Needless to say, Will, I didn’t have that experience.
My favorite Devo story is how, at a friends’ house, I was exploring his music and making cassette tapes (yeah, it was the early 80s) and put Oingo Boingo’s “Good For Your Soul” album on one side of the tape, and Devo’s, “Are We Not Men? We Are Devo!” album on the other.
Why is this “interesting”?
Well, the Oingo Boingo album has a song on it, called “No Spill Blood”
And one of Devo’s signature songs is, of course, the title track of that album “Are We Not Men? We Are Devo!”
They both are references to H.G. Wells’ “Island of Doctor Moreau”, made into a film titled “Island of Lost Souls“, which was one of the last movies to make it out of Hollywood before the imposition of the infamous Hayes Code that was how Hollywood self-censored until it was broken and replaced by the MPAA system.

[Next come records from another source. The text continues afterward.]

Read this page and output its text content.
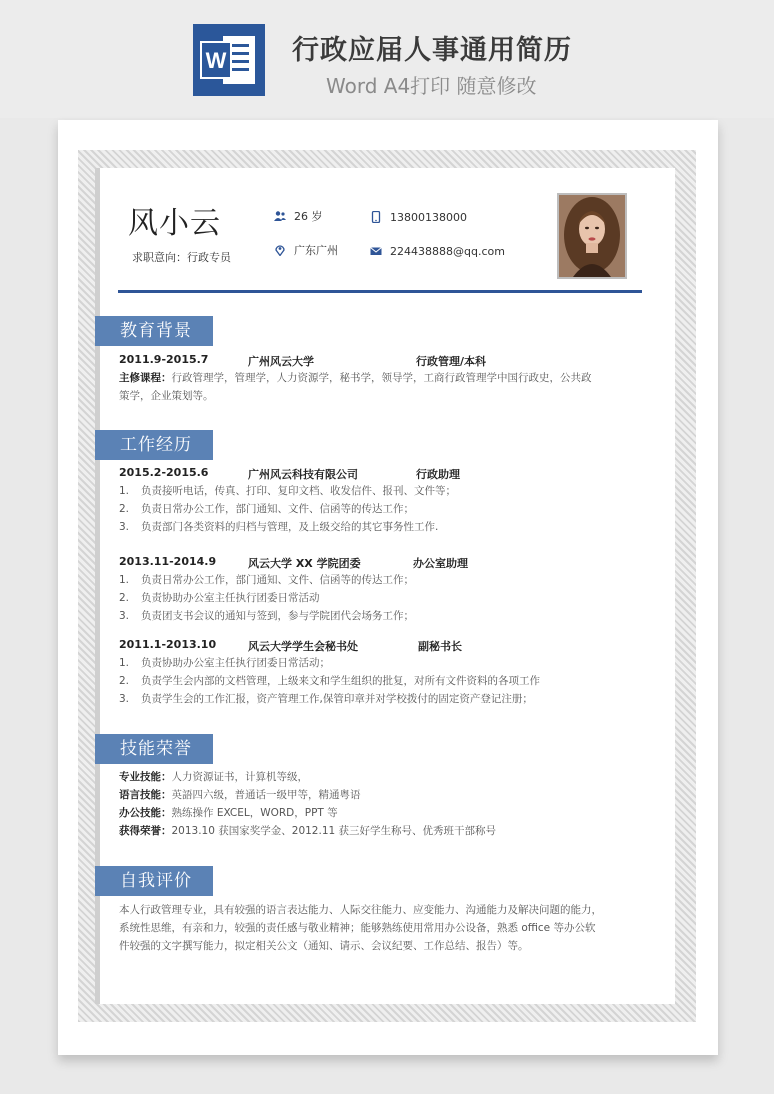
W 行政应届人事通用简历
Word A4打印 随意修改
风小云
求职意向：行政专员
26 岁	13800138000
广东广州	224438888@qq.com
教育背景
2011.9-2015.7	广州风云大学	行政管理/本科
主修课程：行政管理学，管理学，人力资源学，秘书学，领导学，工商行政管理学中国行政史，公共政
策学，企业策划等。
工作经历
2015.2-2015.6	广州风云科技有限公司	行政助理
1. 负责接听电话，传真、打印、复印文档、收发信件、报刊、文件等；
2. 负责日常办公工作，部门通知、文件、信函等的传达工作；
3. 负责部门各类资料的归档与管理，及上级交给的其它事务性工作.
2013.11-2014.9	风云大学 XX 学院团委	办公室助理
1. 负责日常办公工作，部门通知、文件、信函等的传达工作；
2. 负责协助办公室主任执行团委日常活动
3. 负责团支书会议的通知与签到，参与学院团代会场务工作；
2011.1-2013.10	风云大学学生会秘书处	副秘书长
1. 负责协助办公室主任执行团委日常活动；
2. 负责学生会内部的文档管理，上级来文和学生组织的批复，对所有文件资料的各项工作
3. 负责学生会的工作汇报，资产管理工作,保管印章并对学校拨付的固定资产登记注册；
技能荣誉
专业技能：人力资源证书，计算机等级，
语言技能：英語四六级，普通话一级甲等，精通粤语
办公技能：熟练操作 EXCEL，WORD，PPT 等
获得荣誉：2013.10 获国家奖学金、2012.11 获三好学生称号、优秀班干部称号
自我评价
本人行政管理专业，具有较强的语言表达能力、人际交往能力、应变能力、沟通能力及解决问题的能力，
系统性思维，有亲和力，较强的责任感与敬业精神；能够熟练使用常用办公设备，熟悉 office 等办公软
件较强的文字撰写能力，拟定相关公文（通知、请示、会议纪要、工作总结、报告）等。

And I had no idea regarding the connection until I actually sat down and played the tape and realized this. I’d seen Island of Lost Souls years before at a classic film retrospective, so I spotted it right away — it was an interesting sheer coincidence of choice to put them onto the same cassette. My friend did not suggest it, he wasn’t a film buff and likely had no idea of the connection even if he’d played them “near” to one another.
P.S., I will recommend both Devo and Oingo Boingo if you want to explore the more alternative 80s “New Wave” stuff. Both, like The Police, started in Punk but transitioned out of it as time passed, each heading in their own direction. Unlike The Police, neither became a widespread hit, but they were each pretty damned talented, much like The Police.
Devo, for example, knew that someday their stuff would be turned into “elevator music”, so they recorded their own versions of their more popular songs using that style.